■ 楠木正成 ■
 
奇策で敵を翻弄
 
 戦前まで「楠公(なんこう)」と親しまれた南北朝時代の武将・楠木正成が歴史の世界で活躍したのは、たった五年に過ぎません。1331年の赤坂城の挙兵に姿を現した正成は、1336年、湊川の合戦で戦死して、姿を消します。
 歴史に登場した期間が短いのにもかかわらず正成が国民から敬愛されてきたのは、後醍醐天皇に対する彼の忠誠心のためでした。
 後醍醐天皇の笠置挙兵に呼応し、赤坂城で幕府の大軍を迎え撃った正成は、敗北したもののその奇想天外な戦法で、戦略家としての名を一躍高めます。その天才的な奇才が最も発揮されたのは、千早城に篭城し、わずか千人の軍勢で幕府の大軍を釘付けにしたときでした。

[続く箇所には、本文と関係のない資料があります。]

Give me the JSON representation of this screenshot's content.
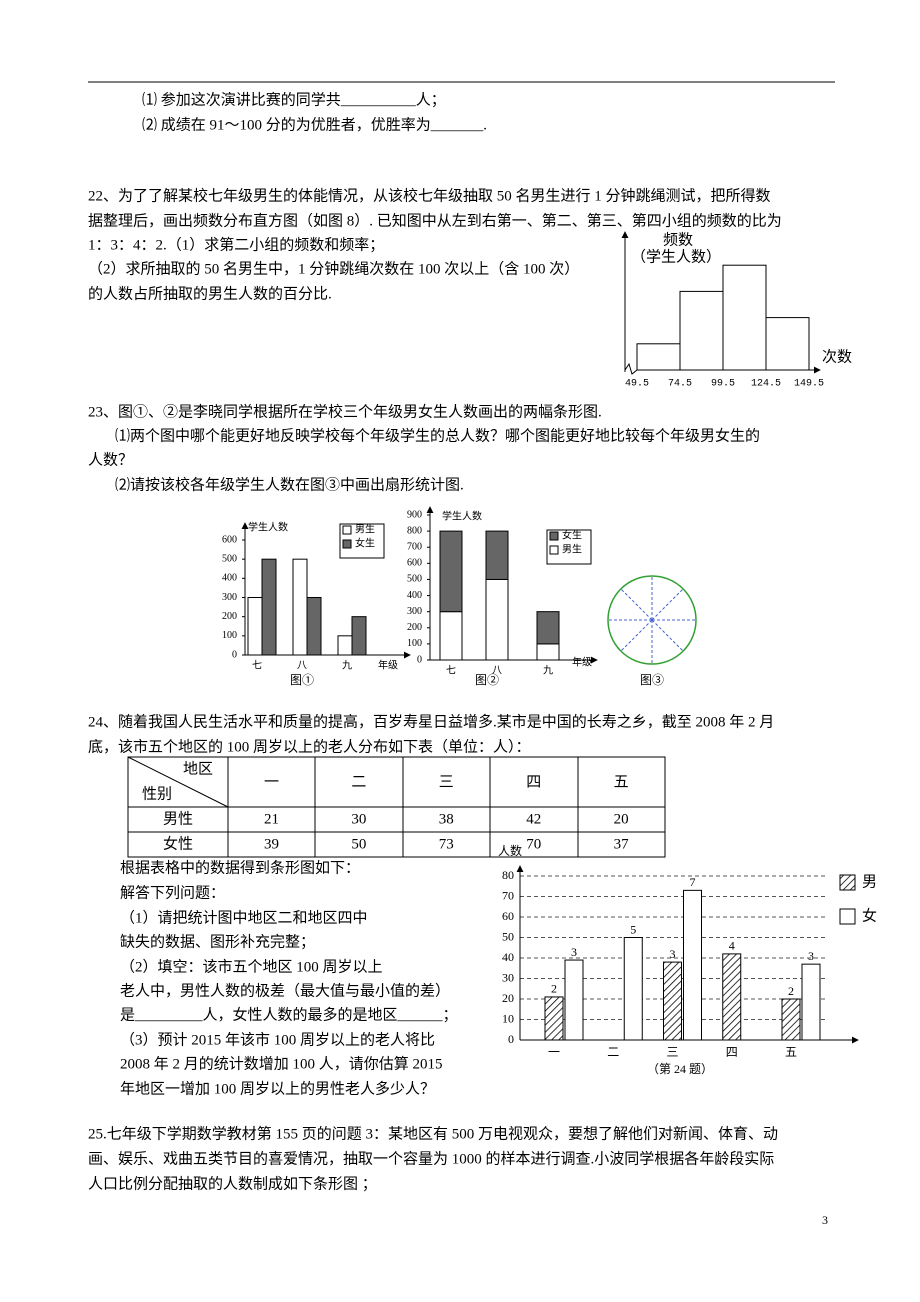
{
  "q21": [
    "⑴  参加这次演讲比赛的同学共__________人；",
    "⑵  成绩在 91～100 分的为优胜者，优胜率为_______."
  ],
  "q22": [
    "22、为了了解某校七年级男生的体能情况，从该校七年级抽取 50 名男生进行 1 分钟跳绳测试，把所得数",
    "据整理后，画出频数分布直方图（如图 8）. 已知图中从左到右第一、第二、第三、第四小组的频数的比为",
    "1：3：4：2.（1）求第二小组的频数和频率；",
    "（2）求所抽取的 50 名男生中，1 分钟跳绳次数在 100 次以上（含 100 次）",
    "的人数占所抽取的男生人数的百分比."
  ],
  "q23": [
    "23、图①、②是李晓同学根据所在学校三个年级男女生人数画出的两幅条形图.",
    "⑴两个图中哪个能更好地反映学校每个年级学生的总人数？哪个图能更好地比较每个年级男女生的",
    "人数？",
    "⑵请按该校各年级学生人数在图③中画出扇形统计图."
  ],
  "figure3": {
    "caption": "图③"
  },
  "q24": [
    "24、随着我国人民生活水平和质量的提高，百岁寿星日益增多.某市是中国的长寿之乡，截至 2008 年 2 月",
    "底，该市五个地区的 100 周岁以上的老人分布如下表（单位：人）："
  ],
  "table": {
    "corner_top": "地区",
    "corner_bottom": "性别",
    "columns": [
      "一",
      "二",
      "三",
      "四",
      "五"
    ],
    "rows": [
      [
        "男性",
        21,
        30,
        38,
        42,
        20
      ],
      [
        "女性",
        39,
        50,
        73,
        70,
        37
      ]
    ]
  },
  "q24_questions": [
    "根据表格中的数据得到条形图如下：",
    "解答下列问题：",
    "（1）请把统计图中地区二和地区四中",
    "缺失的数据、图形补充完整；",
    "（2）填空：该市五个地区 100 周岁以上",
    "老人中，男性人数的极差（最大值与最小值的差）",
    "是_________人，女性人数的最多的是地区______；",
    "（3）预计 2015 年该市 100 周岁以上的老人将比",
    "2008 年 2 月的统计数增加 100 人，请你估算 2015",
    "年地区一增加 100 周岁以上的男性老人多少人？"
  ],
  "q25": [
    "25.七年级下学期数学教材第 155 页的问题 3：某地区有 500 万电视观众，要想了解他们对新闻、体育、动",
    "画、娱乐、戏曲五类节目的喜爱情况，抽取一个容量为 1000 的样本进行调查.小波同学根据各年龄段实际",
    "人口比例分配抽取的人数制成如下条形图 ；"
  ],
  "page_number": "3",
  "chart_data": [
    {
      "type": "histogram",
      "y_label": "频数",
      "y_label_sub": "（学生人数）",
      "x_label": "次数",
      "bins": [
        49.5,
        74.5,
        99.5,
        124.5,
        149.5
      ],
      "values": [
        5,
        15,
        20,
        10
      ],
      "color": "#ffffff",
      "xlim": [
        49.5,
        149.5
      ],
      "xticks": [
        49.5,
        74.5,
        99.5,
        124.5,
        149.5
      ],
      "ylim": [
        0,
        25
      ]
    },
    {
      "type": "bar",
      "y_label": "学生人数",
      "x_label": "年级",
      "caption": "图①",
      "categories": [
        "七",
        "八",
        "九"
      ],
      "series": [
        {
          "name": "男生",
          "color": "#ffffff",
          "values": [
            300,
            500,
            100
          ]
        },
        {
          "name": "女生",
          "color": "#666666",
          "values": [
            500,
            300,
            200
          ]
        }
      ],
      "ylim": [
        0,
        600
      ],
      "yticks": [
        0,
        100,
        200,
        300,
        400,
        500,
        600
      ]
    },
    {
      "type": "stacked_bar",
      "y_label": "学生人数",
      "x_label": "年级",
      "caption": "图②",
      "categories": [
        "七",
        "八",
        "九"
      ],
      "series": [
        {
          "name": "男生",
          "color": "#ffffff",
          "values": [
            300,
            500,
            100
          ]
        },
        {
          "name": "女生",
          "color": "#666666",
          "values": [
            500,
            300,
            200
          ]
        }
      ],
      "ylim": [
        0,
        900
      ],
      "yticks": [
        0,
        100,
        200,
        300,
        400,
        500,
        600,
        700,
        800,
        900
      ]
    },
    {
      "type": "grouped_bar",
      "y_label": "人数",
      "caption": "（第 24 题）",
      "categories": [
        "一",
        "二",
        "三",
        "四",
        "五"
      ],
      "series": [
        {
          "name": "男",
          "pattern": "hatch",
          "values": [
            21,
            null,
            38,
            42,
            20
          ]
        },
        {
          "name": "女",
          "color": "#ffffff",
          "values": [
            39,
            50,
            73,
            null,
            37
          ]
        }
      ],
      "annotations": [
        "2",
        "3",
        "5",
        "3",
        "7",
        "4",
        "2",
        "3"
      ],
      "ylim": [
        0,
        80
      ],
      "yticks": [
        0,
        10,
        20,
        30,
        40,
        50,
        60,
        70,
        80
      ],
      "grid": true
    }
  ]
}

 このときの戦法がつぶてを打ったり、野伏を巧みに使うといった、いわばゲリラ戦法でした。刀や槍でわたり合うといった定式を無視、城の上から大きな石を転がしたり、熱湯を振りまいたりもしたとか。
 こうした戦いぶりから、正成は名のある武将の血を引く者ではなく、当時「悪党」と呼ばれていた土豪の出身ではないかと推測されています。
 常識にとらわれない新しいタイプの武士といえる正成も、忠義を重んじるという点では筋金入りの古強者でした。湊川の戦いに討死覚悟で出陣した正成は、後醍醐天皇に忠誠を尽くし、弟正季ら一族郎党と壮絶な最期を遂げました。